A claim that defines a method might well, for example, set out a system in terms of all its essential features, while only defining a method of using, or operating, such a system.

Such is the present case, as original claim 1 defined a method of operating a medical system that the skilled person would have understood to comprise a plurality of implantable medical devices, through the operation of which the method steps were carried out.

The method defined in original claim 1 comprised the steps of

  • (a) providing an anti-tachycardia response via one or more electrodes of a first one of a plurality of implantable medical devices and
  • (b) communicating a message from the first one of the plurality of implantable devices to at least a second one of the plurality of implantable medical devices before and/or while providing the anti-tachycardia response.

The opponent’s objection to the first and second of the plurality of implantable medical devices being leadless cardiac pacemakers (LCPs) overlooked the fact that this possibility was among the alternatives in original claim 2.

For the board, original claim 2 provides sufficient basis for a claim defining a medical system comprising a plurality of implantable medical devices; including a first and a second LCP, through the operation of which the method steps originally defined in claim 1 can be carried out.

Given that original claim 1 already employed the broader term anti-tachycardia response, original claim 2 did not restrict that definition.

Additionally, while some parts of the original description indeed described LCPs as providing ATP, the description did not limit the type of tachycardia therapy provided by LCPs to ATP.  

The skilled person would, then, have understood the broad term employed in the original claims to be part of the invention.

For the board, claim 1 of the patent does not require that the first LCP be configured to carry out the method steps autonomously. It also encompasses the possibility that the first LCP acts under the instruction of an external device or a user, as long as it is configured to act as defined.

In fact, for the method steps defined in original claim 2, i.e. the steps of (a) providing an anti-tachycardia response via one or more of electrodes of the first LCP and (b) communicating a message from the first to the second LCP) to be carried out, the first LCP would also need to be configured so to act, whatever the trigger signal might be.

Therefore, contrary the OD’s view, the inclusion of “configured to” in the claim wording did not limit the system set out in original claim 2 in the way the opponent suggested.

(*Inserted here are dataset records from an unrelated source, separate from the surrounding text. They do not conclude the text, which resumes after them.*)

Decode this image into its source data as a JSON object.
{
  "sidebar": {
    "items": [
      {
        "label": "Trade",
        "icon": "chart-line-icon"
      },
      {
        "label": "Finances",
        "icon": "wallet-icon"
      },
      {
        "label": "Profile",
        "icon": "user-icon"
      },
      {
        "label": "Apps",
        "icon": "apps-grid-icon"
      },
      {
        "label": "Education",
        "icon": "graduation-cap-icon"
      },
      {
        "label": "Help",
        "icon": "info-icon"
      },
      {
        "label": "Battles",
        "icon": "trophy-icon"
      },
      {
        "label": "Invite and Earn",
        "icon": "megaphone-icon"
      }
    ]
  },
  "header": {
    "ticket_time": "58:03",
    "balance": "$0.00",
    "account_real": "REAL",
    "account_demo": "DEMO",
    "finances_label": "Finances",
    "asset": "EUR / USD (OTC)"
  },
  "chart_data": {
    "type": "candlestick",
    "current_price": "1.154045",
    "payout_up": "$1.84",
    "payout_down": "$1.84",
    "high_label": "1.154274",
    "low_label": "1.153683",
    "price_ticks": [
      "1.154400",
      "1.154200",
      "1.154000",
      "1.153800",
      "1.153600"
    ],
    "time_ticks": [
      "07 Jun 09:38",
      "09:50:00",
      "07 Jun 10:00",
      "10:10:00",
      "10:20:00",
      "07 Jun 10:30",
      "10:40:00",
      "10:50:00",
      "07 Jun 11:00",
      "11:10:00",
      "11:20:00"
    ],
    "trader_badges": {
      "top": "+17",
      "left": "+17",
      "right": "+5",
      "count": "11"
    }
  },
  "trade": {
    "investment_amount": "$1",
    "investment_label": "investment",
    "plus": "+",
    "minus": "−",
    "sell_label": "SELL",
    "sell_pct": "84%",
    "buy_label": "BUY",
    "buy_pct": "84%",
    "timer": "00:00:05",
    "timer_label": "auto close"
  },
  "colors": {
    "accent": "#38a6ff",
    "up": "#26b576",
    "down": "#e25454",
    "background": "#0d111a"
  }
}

Therefore, the grounds under Art 100(c) against claim 1 of the patent do not prejudice its maintenance.

Comments

In the present decision, there is an important comment: scope of protection is not the same as content.

In T 426/89, the board held that a “Method of operating a pacemaker for stopping tachycardia” was a non-patentable medical method, then under Art 52(4) EPC 1973, now Art53(c).

The board did however allow a change of category from “Method of operating a pacemaker for stopping tachycardia”, to “Pacemaker” as it considered that the  granted claim was a actually a claim, which in functional terms referred to structural features of a pacemaker.

The situation is thus similar to the present one, were it was allowed to go from a method claim to a device claim.

It will be interesting to see in how far those two decisions fit in the present discussion of G 1/24.